Verizon, T-Mobile, AT&T, and Sprint Team Up to Bring RCS to US (Updated)


We may earn a commission when you click links to retailers and purchase goods. More info.

The Cross Carrier Messaging Initiative (CCMI) will bring RCS to US consumers, they say.

It’s only been a couple of months since Google decided to force adoption of Rich Communication Services (RCS) on Android in Europe, all while suggesting that they couldn’t do the same here and would instead wait for carriers to work with them. I’m not sure carriers are ready to work with Google, but Verizon, T-Mobile, AT&T, and Sprint all just announced that they are working together to bring RCS to the US.

Called the Cross Carrier Messaging Initiative (CCMI), the four major US carriers will work to “develop and deploy [a] standards-based, interoperable messaging service” known as RCS to Android in 2020.

The group is working with “other companies in the RCS ecosystem,” so that could be Google, though they don’t mention Google a single time in today’s announcement, only that they are starting with Android. And we’re just going to assume they are starting with Android because Apple doesn’t give a single sh*t about RCS.

Whatever this new service is called, it will be based on the GSMA’s RCS industry standard. We hope that means it will live within current messaging apps and isn’t a stand-alone app the four will create together. But hey, they tried that with mobile payments just as Google was pushing for mass adoption of Google Wallet (now Google Pay). We won’t put anything past the wonderful carriers here in the US. Let’s just hope they name it better.

In today’s announcement, all four carriers really want to emphasize that you will not only be able to send high quality images and videos across carriers to your friends, but that you’ll be able to hangout virtually with your favorite brands at all times. If that sounds like advertising, money-grabbing carrier hell, that’s because it probably will be. I don’t think I’m alone in assuming that the hold-up of RCS in the US was because the carriers weren’t interested unless it could make them billions of dollars. They now seem like they are close to figuring out how that will happen.


  • UPDATE: The Verge spoke with Doug Garland, the general manager of this new CCMI group.

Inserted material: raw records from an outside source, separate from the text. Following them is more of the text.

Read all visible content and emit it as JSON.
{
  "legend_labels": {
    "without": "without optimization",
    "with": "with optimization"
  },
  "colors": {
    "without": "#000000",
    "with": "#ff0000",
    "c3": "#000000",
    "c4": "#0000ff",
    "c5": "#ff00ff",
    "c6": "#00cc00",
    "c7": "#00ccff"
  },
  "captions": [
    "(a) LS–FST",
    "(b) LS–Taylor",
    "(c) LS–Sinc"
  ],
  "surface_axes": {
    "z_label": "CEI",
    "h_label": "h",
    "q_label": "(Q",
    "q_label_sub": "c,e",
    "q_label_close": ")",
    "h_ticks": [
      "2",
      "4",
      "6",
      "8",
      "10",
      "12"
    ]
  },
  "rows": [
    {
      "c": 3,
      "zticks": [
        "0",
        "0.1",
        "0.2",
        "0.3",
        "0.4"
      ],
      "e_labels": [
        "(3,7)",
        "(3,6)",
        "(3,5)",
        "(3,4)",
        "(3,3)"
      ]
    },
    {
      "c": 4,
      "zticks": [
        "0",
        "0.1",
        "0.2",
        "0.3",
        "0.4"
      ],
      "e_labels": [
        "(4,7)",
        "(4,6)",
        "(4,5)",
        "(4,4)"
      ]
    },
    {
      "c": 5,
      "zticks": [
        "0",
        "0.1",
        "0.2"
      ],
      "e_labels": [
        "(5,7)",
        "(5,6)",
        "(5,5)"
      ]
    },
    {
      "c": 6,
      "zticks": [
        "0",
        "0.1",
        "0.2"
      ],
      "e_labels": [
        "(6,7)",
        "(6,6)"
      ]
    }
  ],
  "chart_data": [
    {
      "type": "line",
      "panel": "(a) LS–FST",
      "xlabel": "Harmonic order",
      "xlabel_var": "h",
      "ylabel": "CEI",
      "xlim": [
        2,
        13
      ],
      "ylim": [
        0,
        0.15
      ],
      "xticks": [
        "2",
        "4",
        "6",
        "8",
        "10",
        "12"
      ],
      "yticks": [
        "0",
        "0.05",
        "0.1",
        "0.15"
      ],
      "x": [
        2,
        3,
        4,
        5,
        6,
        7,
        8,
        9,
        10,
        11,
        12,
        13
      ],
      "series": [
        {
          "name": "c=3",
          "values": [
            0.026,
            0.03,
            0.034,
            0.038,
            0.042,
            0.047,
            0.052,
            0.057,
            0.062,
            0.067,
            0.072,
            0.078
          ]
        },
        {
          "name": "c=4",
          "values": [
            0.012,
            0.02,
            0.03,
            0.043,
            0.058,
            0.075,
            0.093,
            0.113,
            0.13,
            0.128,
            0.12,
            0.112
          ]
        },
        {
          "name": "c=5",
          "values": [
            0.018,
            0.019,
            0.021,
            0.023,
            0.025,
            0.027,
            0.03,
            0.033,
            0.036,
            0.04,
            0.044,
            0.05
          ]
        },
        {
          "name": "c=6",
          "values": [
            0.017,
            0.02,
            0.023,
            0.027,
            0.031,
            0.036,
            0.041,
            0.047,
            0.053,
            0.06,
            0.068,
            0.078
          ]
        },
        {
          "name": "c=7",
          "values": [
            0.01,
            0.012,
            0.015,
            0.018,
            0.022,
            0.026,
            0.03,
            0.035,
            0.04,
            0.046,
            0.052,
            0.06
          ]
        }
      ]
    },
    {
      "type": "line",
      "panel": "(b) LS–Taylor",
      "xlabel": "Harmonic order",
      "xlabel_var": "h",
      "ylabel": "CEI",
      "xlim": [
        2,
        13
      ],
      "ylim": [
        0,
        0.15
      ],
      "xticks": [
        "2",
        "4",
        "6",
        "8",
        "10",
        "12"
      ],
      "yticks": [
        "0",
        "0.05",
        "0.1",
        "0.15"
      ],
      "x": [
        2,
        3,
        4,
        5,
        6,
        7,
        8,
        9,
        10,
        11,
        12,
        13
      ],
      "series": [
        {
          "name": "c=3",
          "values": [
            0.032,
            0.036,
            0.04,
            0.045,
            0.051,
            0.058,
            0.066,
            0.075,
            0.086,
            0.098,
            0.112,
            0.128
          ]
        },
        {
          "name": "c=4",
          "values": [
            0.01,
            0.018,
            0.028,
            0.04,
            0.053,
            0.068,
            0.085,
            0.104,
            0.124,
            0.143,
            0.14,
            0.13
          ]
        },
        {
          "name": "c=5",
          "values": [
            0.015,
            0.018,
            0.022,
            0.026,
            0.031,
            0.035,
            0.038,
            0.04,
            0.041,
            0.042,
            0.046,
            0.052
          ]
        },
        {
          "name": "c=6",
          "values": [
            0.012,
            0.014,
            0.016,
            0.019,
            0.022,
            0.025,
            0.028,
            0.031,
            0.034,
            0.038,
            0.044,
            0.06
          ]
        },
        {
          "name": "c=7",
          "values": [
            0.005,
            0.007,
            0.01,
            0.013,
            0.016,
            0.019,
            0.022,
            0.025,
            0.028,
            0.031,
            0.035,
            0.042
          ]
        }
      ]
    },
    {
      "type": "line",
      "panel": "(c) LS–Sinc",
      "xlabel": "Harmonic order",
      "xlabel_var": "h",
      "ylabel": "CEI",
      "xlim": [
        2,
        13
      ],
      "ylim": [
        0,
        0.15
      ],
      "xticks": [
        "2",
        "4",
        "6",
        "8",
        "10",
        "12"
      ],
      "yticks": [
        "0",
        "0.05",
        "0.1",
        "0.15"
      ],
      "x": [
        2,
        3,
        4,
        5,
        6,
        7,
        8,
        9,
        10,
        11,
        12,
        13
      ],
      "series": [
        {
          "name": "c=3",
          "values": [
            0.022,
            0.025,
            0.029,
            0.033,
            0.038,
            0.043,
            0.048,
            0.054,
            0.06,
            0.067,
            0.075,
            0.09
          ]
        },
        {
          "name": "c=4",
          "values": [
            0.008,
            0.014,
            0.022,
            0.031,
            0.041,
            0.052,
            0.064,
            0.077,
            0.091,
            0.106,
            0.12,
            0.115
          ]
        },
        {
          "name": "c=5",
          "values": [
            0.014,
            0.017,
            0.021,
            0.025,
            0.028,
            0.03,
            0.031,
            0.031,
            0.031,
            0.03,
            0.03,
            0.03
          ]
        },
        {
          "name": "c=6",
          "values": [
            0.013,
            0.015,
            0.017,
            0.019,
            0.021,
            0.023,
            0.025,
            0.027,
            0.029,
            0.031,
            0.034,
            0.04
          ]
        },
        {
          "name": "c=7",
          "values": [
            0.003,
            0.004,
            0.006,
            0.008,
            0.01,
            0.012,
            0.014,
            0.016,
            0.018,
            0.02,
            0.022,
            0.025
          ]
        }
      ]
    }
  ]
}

Garland basically confirmed all of the fears I noted in the post above, that there will be a stand-alone app offered, that the goal here is to rake in money through the service from businesses (nothing on consumers yet), and that they are doing this without Google.
  • They are open to letting others in on this new RCS service, so that could mean you’ll be able to access RCS from these carriers and the CCMI through Google or Samsung’s own messaging apps. Oh, this isn’t a direct implementation of the GSMA’s RCS standard, but is instead based off of it. That sounds like more trouble. Fun!